After completing her MA in English Literature from Jadavpur University, Trina Nileena Banerjee proceeded to complete a Masters of Studies (M St.) in English at the University of Oxford. For her PhD, she worked on a history of women in the group theatre movement in Bengal between 1950 and 1980. She has also been researching the interfaces between women’s movements and political theatre in contemporary Manipur for several years now. Her essays and reviews on these and other subjects have appeared in national and international journals, as well as in several edited volumes. She writes both in English and in Bengali. Between 2011 and 2013, she taught at the Theatre and Performance Studies Department at the School of Arts and Aesthetics in Jawaharlal Nehru University. She is currently Assistant Professor in Cultural Studies at the Centre for Studies in Social Sciences, Calcutta. Her essays have been published in several edited volumes and national/international journals.
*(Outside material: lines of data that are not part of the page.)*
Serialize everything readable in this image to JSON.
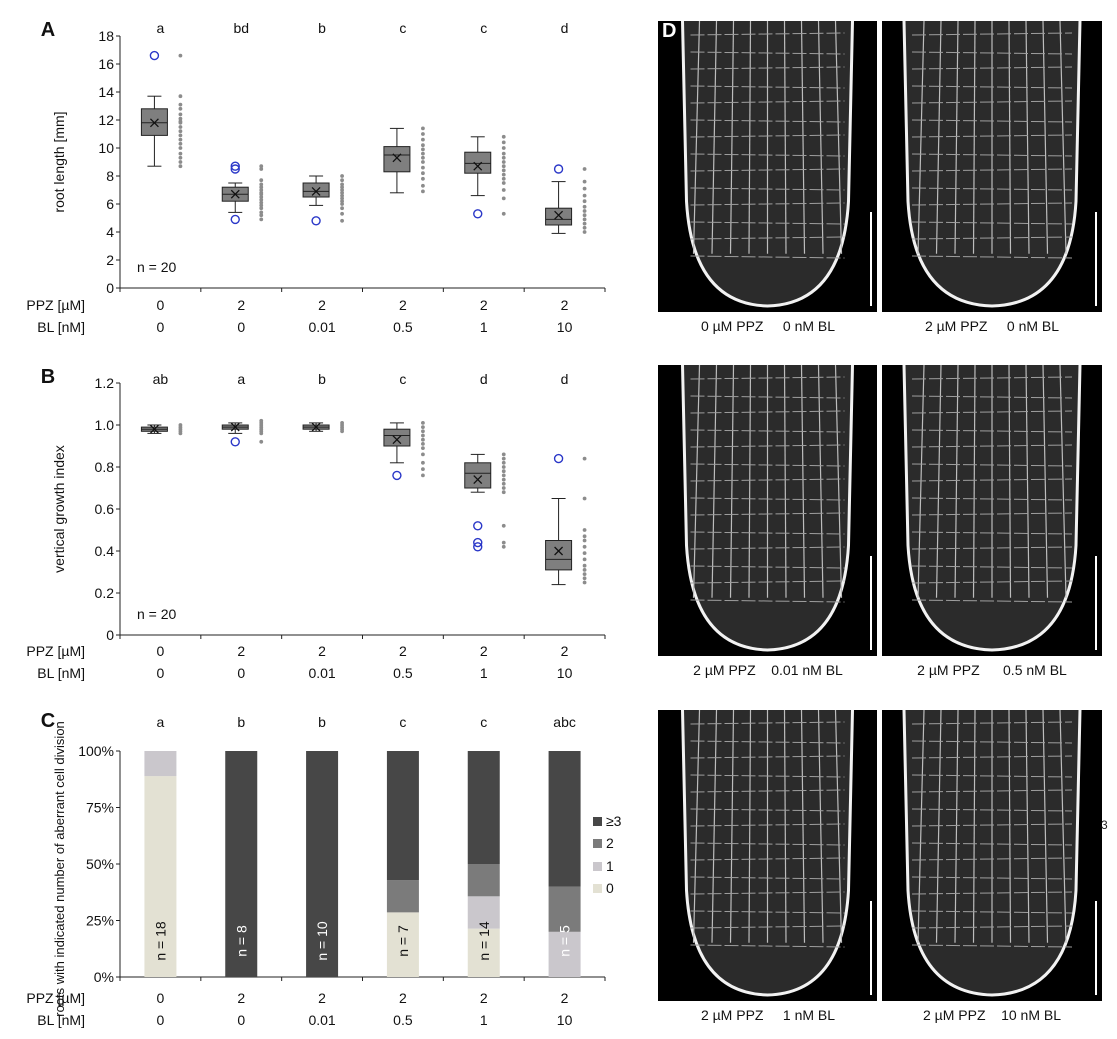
{
  "treatment_rows": {
    "ppz_label": "PPZ [µM]",
    "bl_label": "BL [nM]",
    "ppz_values": [
      "0",
      "2",
      "2",
      "2",
      "2",
      "2"
    ],
    "bl_values": [
      "0",
      "0",
      "0.01",
      "0.5",
      "1",
      "10"
    ]
  },
  "chart_data": [
    {
      "panel": "A",
      "type": "box",
      "ylabel": "root length [mm]",
      "ylim": [
        0,
        18
      ],
      "yticks": [
        0,
        2,
        4,
        6,
        8,
        10,
        12,
        14,
        16,
        18
      ],
      "sample_note": "n = 20",
      "significance": [
        "a",
        "bd",
        "b",
        "c",
        "c",
        "d"
      ],
      "boxes": [
        {
          "whisker_low": 8.7,
          "q1": 10.9,
          "median": 11.8,
          "q3": 12.8,
          "whisker_high": 13.7,
          "mean": 11.8,
          "outliers": [
            16.6
          ]
        },
        {
          "whisker_low": 5.4,
          "q1": 6.2,
          "median": 6.7,
          "q3": 7.2,
          "whisker_high": 7.5,
          "mean": 6.7,
          "outliers": [
            8.7,
            8.5,
            4.9
          ]
        },
        {
          "whisker_low": 5.9,
          "q1": 6.5,
          "median": 6.9,
          "q3": 7.5,
          "whisker_high": 8.0,
          "mean": 6.9,
          "outliers": [
            4.8
          ]
        },
        {
          "whisker_low": 6.8,
          "q1": 8.3,
          "median": 9.5,
          "q3": 10.1,
          "whisker_high": 11.4,
          "mean": 9.3,
          "outliers": []
        },
        {
          "whisker_low": 6.6,
          "q1": 8.2,
          "median": 8.9,
          "q3": 9.7,
          "whisker_high": 10.8,
          "mean": 8.7,
          "outliers": [
            5.3
          ]
        },
        {
          "whisker_low": 3.9,
          "q1": 4.5,
          "median": 4.9,
          "q3": 5.7,
          "whisker_high": 7.6,
          "mean": 5.2,
          "outliers": [
            8.5
          ]
        }
      ],
      "points": [
        [
          16.6,
          13.7,
          13.1,
          12.8,
          12.4,
          12.1,
          11.9,
          11.8,
          11.5,
          11.2,
          10.9,
          10.6,
          10.3,
          10.0,
          9.6,
          9.3,
          9.0,
          8.7
        ],
        [
          8.7,
          8.5,
          7.7,
          7.4,
          7.2,
          7.0,
          6.8,
          6.7,
          6.5,
          6.3,
          6.1,
          5.9,
          5.7,
          5.4,
          5.2,
          4.9
        ],
        [
          8.0,
          7.7,
          7.4,
          7.2,
          7.0,
          6.8,
          6.6,
          6.4,
          6.2,
          6.0,
          5.7,
          5.3,
          4.8
        ],
        [
          11.4,
          11.0,
          10.6,
          10.2,
          9.9,
          9.6,
          9.3,
          9.0,
          8.6,
          8.2,
          7.8,
          7.3,
          6.9
        ],
        [
          10.8,
          10.4,
          10.0,
          9.6,
          9.3,
          9.0,
          8.7,
          8.4,
          8.1,
          7.8,
          7.5,
          7.0,
          6.4,
          5.3
        ],
        [
          8.5,
          7.6,
          7.1,
          6.6,
          6.2,
          5.8,
          5.5,
          5.2,
          4.9,
          4.6,
          4.3,
          4.0
        ]
      ]
    },
    {
      "panel": "B",
      "type": "box",
      "ylabel": "vertical growth index",
      "ylim": [
        0,
        1.2
      ],
      "yticks": [
        0,
        0.2,
        0.4,
        0.6,
        0.8,
        1.0,
        1.2
      ],
      "ytick_labels": [
        "0",
        "0.2",
        "0.4",
        "0.6",
        "0.8",
        "1.0",
        "1.2"
      ],
      "sample_note": "n = 20",
      "significance": [
        "ab",
        "a",
        "b",
        "c",
        "d",
        "d"
      ],
      "boxes": [
        {
          "whisker_low": 0.96,
          "q1": 0.97,
          "median": 0.98,
          "q3": 0.99,
          "whisker_high": 1.0,
          "mean": 0.98,
          "outliers": []
        },
        {
          "whisker_low": 0.96,
          "q1": 0.98,
          "median": 0.99,
          "q3": 1.0,
          "whisker_high": 1.01,
          "mean": 0.99,
          "outliers": [
            0.92
          ]
        },
        {
          "whisker_low": 0.97,
          "q1": 0.98,
          "median": 0.99,
          "q3": 1.0,
          "whisker_high": 1.01,
          "mean": 0.99,
          "outliers": []
        },
        {
          "whisker_low": 0.82,
          "q1": 0.9,
          "median": 0.95,
          "q3": 0.98,
          "whisker_high": 1.01,
          "mean": 0.93,
          "outliers": [
            0.76
          ]
        },
        {
          "whisker_low": 0.68,
          "q1": 0.7,
          "median": 0.77,
          "q3": 0.82,
          "whisker_high": 0.86,
          "mean": 0.74,
          "outliers": [
            0.52,
            0.44,
            0.42
          ]
        },
        {
          "whisker_low": 0.24,
          "q1": 0.31,
          "median": 0.36,
          "q3": 0.45,
          "whisker_high": 0.65,
          "mean": 0.4,
          "outliers": [
            0.84
          ]
        }
      ],
      "points": [
        [
          1.0,
          0.99,
          0.98,
          0.97,
          0.96
        ],
        [
          1.02,
          1.01,
          1.0,
          0.99,
          0.98,
          0.97,
          0.96,
          0.92
        ],
        [
          1.01,
          1.0,
          0.99,
          0.98,
          0.97
        ],
        [
          1.01,
          0.99,
          0.97,
          0.95,
          0.93,
          0.91,
          0.89,
          0.86,
          0.82,
          0.79,
          0.76
        ],
        [
          0.86,
          0.84,
          0.82,
          0.8,
          0.78,
          0.76,
          0.74,
          0.72,
          0.7,
          0.68,
          0.52,
          0.44,
          0.42
        ],
        [
          0.84,
          0.65,
          0.5,
          0.47,
          0.45,
          0.42,
          0.39,
          0.36,
          0.33,
          0.31,
          0.29,
          0.27,
          0.25
        ]
      ]
    },
    {
      "panel": "C",
      "type": "stacked-bar",
      "ylabel": "roots with indicated number of aberrant cell division",
      "ylim": [
        0,
        100
      ],
      "ytick_labels": [
        "0%",
        "25%",
        "50%",
        "75%",
        "100%"
      ],
      "significance": [
        "a",
        "b",
        "b",
        "c",
        "c",
        "abc"
      ],
      "n_labels": [
        "n = 18",
        "n = 8",
        "n = 10",
        "n = 7",
        "n = 14",
        "n = 5"
      ],
      "legend": [
        "≥3",
        "2",
        "1",
        "0"
      ],
      "legend_position": "right",
      "series": [
        {
          "name": "0",
          "values": [
            88.9,
            0,
            0,
            28.6,
            21.4,
            0
          ]
        },
        {
          "name": "1",
          "values": [
            11.1,
            0,
            0,
            0,
            14.3,
            20
          ]
        },
        {
          "name": "2",
          "values": [
            0,
            0,
            0,
            14.3,
            14.3,
            20
          ]
        },
        {
          "name": "≥3",
          "values": [
            0,
            100,
            100,
            57.1,
            50,
            60
          ]
        }
      ]
    }
  ],
  "colors": {
    "box_fill": "#7f7f7f",
    "points": "#8c8c8c",
    "outlier": "#2a37c8",
    "seg_0": "#e3e1d3",
    "seg_1": "#cac7cc",
    "seg_2": "#7b7b7b",
    "seg_3": "#474747"
  },
  "panel_letters": {
    "A": "A",
    "B": "B",
    "C": "C",
    "D": "D"
  },
  "micrographs": {
    "captions": [
      "0 µM PPZ     0 nM BL",
      "2 µM PPZ     0 nM BL",
      "2 µM PPZ    0.01 nM BL",
      "2 µM PPZ      0.5 nM BL",
      "2 µM PPZ     1 nM BL",
      "2 µM PPZ    10 nM BL"
    ]
  },
  "stray_text": "3"
}
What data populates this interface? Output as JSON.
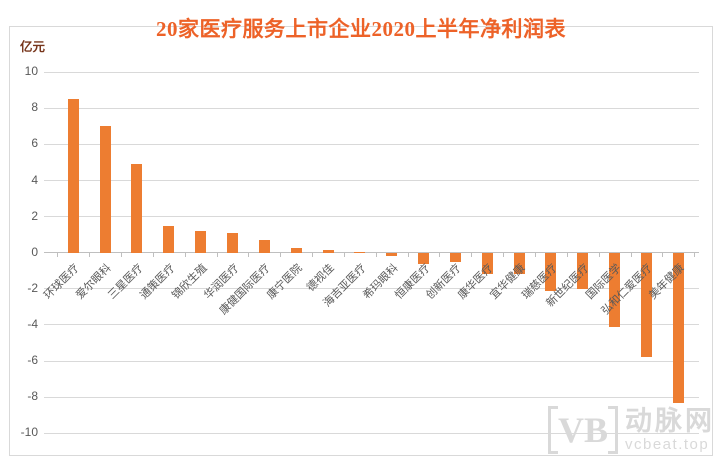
{
  "chart_data": {
    "type": "bar",
    "title": "20家医疗服务上市企业2020上半年净利润表",
    "unit_label": "亿元",
    "categories": [
      "环球医疗",
      "爱尔眼科",
      "三星医疗",
      "通策医疗",
      "锦欣生殖",
      "华润医疗",
      "康健国际医疗",
      "康宁医院",
      "德视佳",
      "海吉亚医疗",
      "希玛眼科",
      "恒康医疗",
      "创新医疗",
      "康华医疗",
      "宜华健康",
      "瑞慈医疗",
      "新世纪医疗",
      "国际医学",
      "弘和仁爱医疗",
      "美年健康"
    ],
    "values": [
      8.5,
      7.0,
      4.9,
      1.5,
      1.2,
      1.1,
      0.7,
      0.25,
      0.15,
      0.05,
      -0.2,
      -0.6,
      -0.5,
      -1.2,
      -1.2,
      -2.1,
      -2.0,
      -4.1,
      -5.8,
      -8.3
    ],
    "ylim": [
      -10,
      10
    ],
    "ytick_step": 2,
    "yticks": [
      -10,
      -8,
      -6,
      -4,
      -2,
      0,
      2,
      4,
      6,
      8,
      10
    ],
    "grid": true,
    "legend": "none",
    "bar_color": "#ED7D31"
  },
  "colors": {
    "title": "#ED6228",
    "axis_text": "#595959",
    "unit_text": "#76341A",
    "gridline": "#D9D9D9",
    "zero_line": "#BFBFBF",
    "frame_border": "#D9D9D9",
    "watermark": "#D9D9D9"
  },
  "watermark": {
    "logo": "VB",
    "name": "动脉网",
    "url": "vcbeat.top"
  }
}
She writes in both Bengali and English. Her research interests include Gender, Performance, Political Theatre, Theories of the Body, Postcolonial Theatre and South Asian History. She has also been a theatre and film actress, as well as a journalist and fiction writer. Her book Performing Silence: Women in the Group Theatre Movement in Bengal is forthcoming from Oxford University Press (India) in June 2021.